Nyarlathotep, “Sonsuzluk Sütunu'nu ellerinizde tuttuğunuz sürece sizi bulabileceğim” dedi. “Bu dünyanın en derin köşesinde saklanmanızın bir önemi yok. Onun gücünü etkinleştirdiğiniz anda kaderiniz zaten belirlenmişti.”
“Anlıyorum.” Daha sonra Hükümdar elindeki asayı çağırdı. “O halde bu kavga kaçınılmazdır.”
“Sağ.” Nyarlathotep başını salladı. “Takviye istemeyi denedin mi?”
“Cevabını bildiğin bir soruyu sormayacak mısın?” Hükümdar cevap verdi.
“Gerçekten. Ne kadar zaman kaybı. Sanırım küçük konuşmamız burada bitiyor.”
“…”
İlahi Ordunun Egemeni daha sonra Sonsuzluk Sütunu'nun gücünü etkinleştirerek tüm vücudunun altın rengine dönmesini sağladı.
Saklandığı yeri yok eden Dış Tanrı ile yüzleşen Yaşlı Adam'ın arkasında, elinde bir kılıç ve kalkan tutan dev bir altın heykel belirdi.
“Hah~ senin gibi yaşlı osurukların pes etmemesi gerçekten sinir bozucu,” dedi Nyarlathotep alaycı bir ses tonuyla. “Kelleni uzatsan bize çok zaman kazandırır, böylece sana hızlı ve acısız bir ölüm verebilirim.”
Hükümdar, “Burada ölecek olan sensin, Dış Tanrı,” diye yanıtladı. “Sen bizim dünyamıza ait değilsin.”
“Çok iyi.” Nyarlathotep kıkırdadı. “En azından beni fazla sıkma, tamam mı?”
Dış Tanrı daha sonra parmaklarını şıklattı.
Daha sonra başının üzerinde koyu mor bir portal belirdi ve bu portaldan Yüzlerce Abisal Lord ortaya çıktı.
Hepsi kendi başının çaresine bakmak zorunda kalan Yaşlı Adam'ı küçümsedi.
Altın Dev hafifçe parladı ve Havarileri bedeninin içine çekti. Şu anda çok kırılgan bir durumdaydılar ve Yarı Tanrıların başıboş bir saldırısı hepsini aynı anda yok edebilirdi.
Abisal Ordunun Yüksek Rütbeli Kuvvetleri tarafından kuşatılmış olmasına rağmen İlahi Ordunun Hükümdarı, gözlerinde kararlı bir bakışla Altın Dev'in omzunda duruyordu.
“Gel, Dış Tanrı,” dedi Egemen. “Seni ve dostlarını Abyss'e geri göndereceğim.”

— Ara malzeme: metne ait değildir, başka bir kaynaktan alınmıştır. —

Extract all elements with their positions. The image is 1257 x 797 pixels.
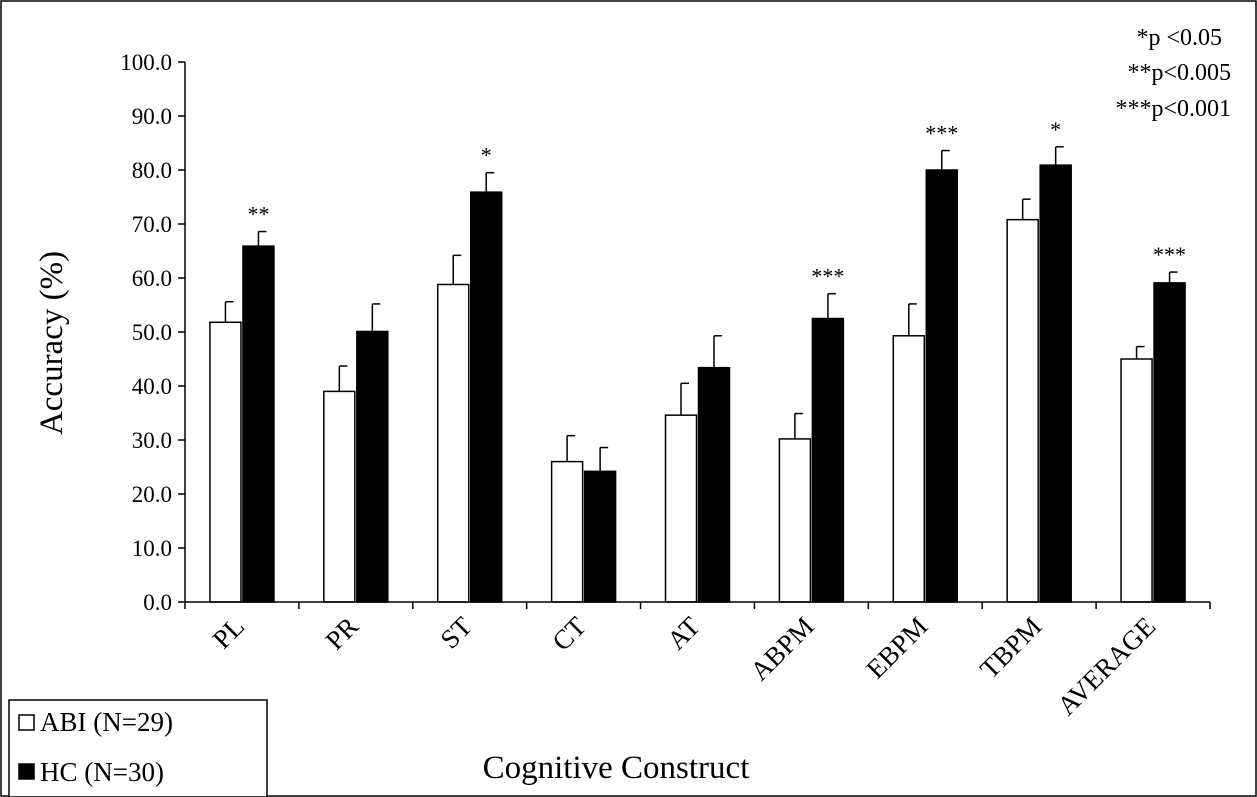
bar-abi-ebpm (892, 335, 926, 603)
bar-hc-abpm (811, 317, 845, 603)
significance-key-item: ***p<0.001 (1115, 96, 1231, 122)
y-tick-label: 60.0 (132, 266, 172, 291)
y-tick-label: 100.0 (120, 50, 172, 75)
bar-abi-at (664, 414, 698, 603)
legend-box (8, 699, 268, 797)
y-tick-label: 30.0 (132, 428, 172, 453)
y-tick-label: 10.0 (132, 536, 172, 561)
bar-hc-at (697, 366, 731, 603)
significance-key-item: **p<0.005 (1127, 60, 1231, 86)
bar-abi-tbpm (1006, 218, 1039, 603)
y-tick-label: 90.0 (132, 104, 172, 129)
bar-hc-tbpm (1039, 164, 1072, 603)
y-tick-label: 20.0 (132, 482, 172, 507)
significance-marker-pl: ** (247, 202, 269, 227)
significance-key-item: *p <0.05 (1136, 25, 1222, 51)
x-axis-title: Cognitive Construct (483, 750, 750, 786)
bar-hc-ct (583, 470, 617, 603)
y-axis-title: Accuracy (%) (34, 251, 70, 435)
bar-abi-pr (323, 390, 356, 603)
legend-swatch-abi (18, 714, 35, 731)
bar-abi-ct (550, 460, 584, 603)
bar-hc-st (469, 191, 503, 603)
legend-label-hc: HC (N=30) (40, 757, 164, 787)
y-tick-label: 40.0 (132, 374, 172, 399)
y-tick-label: 50.0 (132, 320, 172, 345)
significance-marker-ebpm: *** (925, 121, 958, 146)
bar-hc-pl (242, 245, 275, 603)
bar-abi-abpm (778, 438, 812, 603)
bar-hc-pr (356, 330, 389, 603)
y-tick-label: 70.0 (132, 212, 172, 237)
bar-abi-st (436, 283, 470, 603)
y-tick-label: 80.0 (132, 158, 172, 183)
legend-label-abi: ABI (N=29) (40, 707, 173, 737)
bar-hc-ebpm (925, 169, 959, 603)
legend-swatch-hc (18, 763, 35, 780)
legend: ABI (N=29) HC (N=30) (8, 699, 268, 797)
significance-marker-average: *** (1153, 242, 1186, 267)
significance-marker-st: * (481, 143, 492, 168)
significance-key: *p <0.05 **p<0.005 ***p<0.001 (1115, 25, 1231, 122)
bar-abi-average (1120, 358, 1153, 603)
significance-marker-tbpm: * (1050, 117, 1061, 142)
bar-abi-pl (209, 321, 242, 603)
y-tick-label: 0.0 (143, 590, 172, 615)
significance-marker-abpm: *** (811, 264, 844, 289)
bar-hc-average (1153, 282, 1186, 603)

Nyarlathotep saldırı emrini verirken çevrede neşeli bir kıkırdama yankılandı.
“Ne tür hayal ürünü, tatlı bir rüya görüyorsun, Ölümlü?” Nyarlathotep sordu. “Sanırım yaşayan bir kabusa uyanmanın vakti geldi.”
Altın Teraziyi başının üzerine kaldıran Hükümdar, Altın Dev'e saldırmasını emretti.
Altın Terazi çok güçlü bir İlahi Eserdi. Ancak bu doğrudan çatışmalar için tasarlanmamıştı.
Amacı, yıpratma savaşında düşmanlarıyla savaşacak ve onları alt edecek güçlü askerler yaratmaktı.
Altın Dev onun tek saldırı aracıydı.
Güçlü olmasına rağmen, tıpkı Yüz Yarı Tanrı ile aynı anda yüzleşen Yaşlı Adam gibi yalnızdı.